The conversation also forces us to look at the ways these terms are gate kept when, in reality, the very existence of them in the mainstream vernacular helps people to realise their trauma. When we begin to understand the very definition of gaslighting and love bombing in the first place, we are able to come to terms with the particular tactics that have been used against us that we may not have had the language for previously. The issue, lies in the idea that these terms can be used as blanket statements to describe experiences that don't align with individual beliefs.

"I think sometimes we can we can gaslight people without actually meaning to or without having ill intent." Spillane notes, when we discuss the link between gaslighting and domestic violence/emotional abuse. "You might see a child say to their parents, 'I'm hungry' and the parent will say, 'no you're not, you've just eaten', and if you look at it in its most simple form, it's not abusive." She points out. "It's just that we're not acknowledging how someone is feeling in that moment. So the intent is important. Is someone intending to get control and manipulate this person? Or is it  just an error and a misjudgement that I just need to be careful of in future?"

Against the backdrop of the world feeling uncomfortably close to unravelling, it is easy to understand why such terms have slipped so seamlessly into our vernacular, especially since the 2016 US election where in the four years following, we were in the era of being literally gaslit by Donald Trump. Within the same five years, Australians had to face the devastating effects of the 2019/20 bushfires , and just as we had begun to process such trauma, we were launched into the first wave of the COVID-19 pandemic, the effects of which are still unfolding before our eyes.

This was also the moment #MeToo started to pick up speed. Where the wool was ripped from eyes, exposing the underbelly of power dynamics in the workplace, leaving hardly anyone needing convincing that predatory behaviour is rife in our culture. So yes, we are certainly in the age of collective trauma, and as far as bad news goes, it seems to be an unrelenting game of "stacks on" for the global population.

Generally speaking, there are a lot of things out there that pose legitimate risk of harm and trauma, and we are all better off understanding how to sidestep these risks. But when bound to the concept of dating, the distinction between hurt feelings and toxicity must be given more room for precision. It is likely, in our lives, that we have all been hurt by people who feign interest in us for a while, treat us well, perhaps even get a little carried away with their hopes for a potential life together, and then are met with the reality of rejection in whatever form that may come, from brutal ghosting to the no-more appetising easy-let down. We have also very likely been the brutal ghoster's or the easy let downer's. Sometimes we have been neither but have had to call it quits for a number of reasons, like Kat's terrible brain injury lie to break up with Ethan in Euphoria. 
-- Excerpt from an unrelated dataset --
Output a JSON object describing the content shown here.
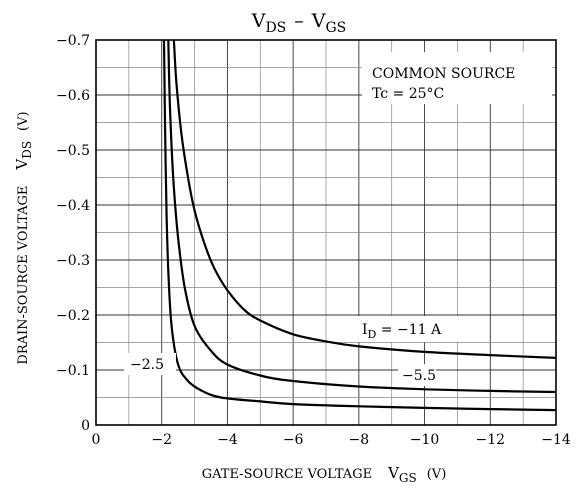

The point being, people are indecisive and particular creatures who lose interest, realise you're not their kind of person, get distracted by other people, or have their own set of red flags that they are governed by (this is not a hall pass for "Alpha male" podcasters to be fatphobic, or any of the phobics). We have all been these people in the past, and may end up being these people in the future, but to conflate horrible experiences to that of permanent trauma doesn't feel like a particularly progressive outcome for anyone. Make no mistake, people will behave in rubbish ways until the end of time, and holding people accountable for such behaviour is a necessary part of life, but taking refuge in pathologised dating talk and therapy-speak hyperbole sometimes needs to be reserved for moments that leave heavy-handed, lasting impact on our psyche's, instead of being used to disguise our pain.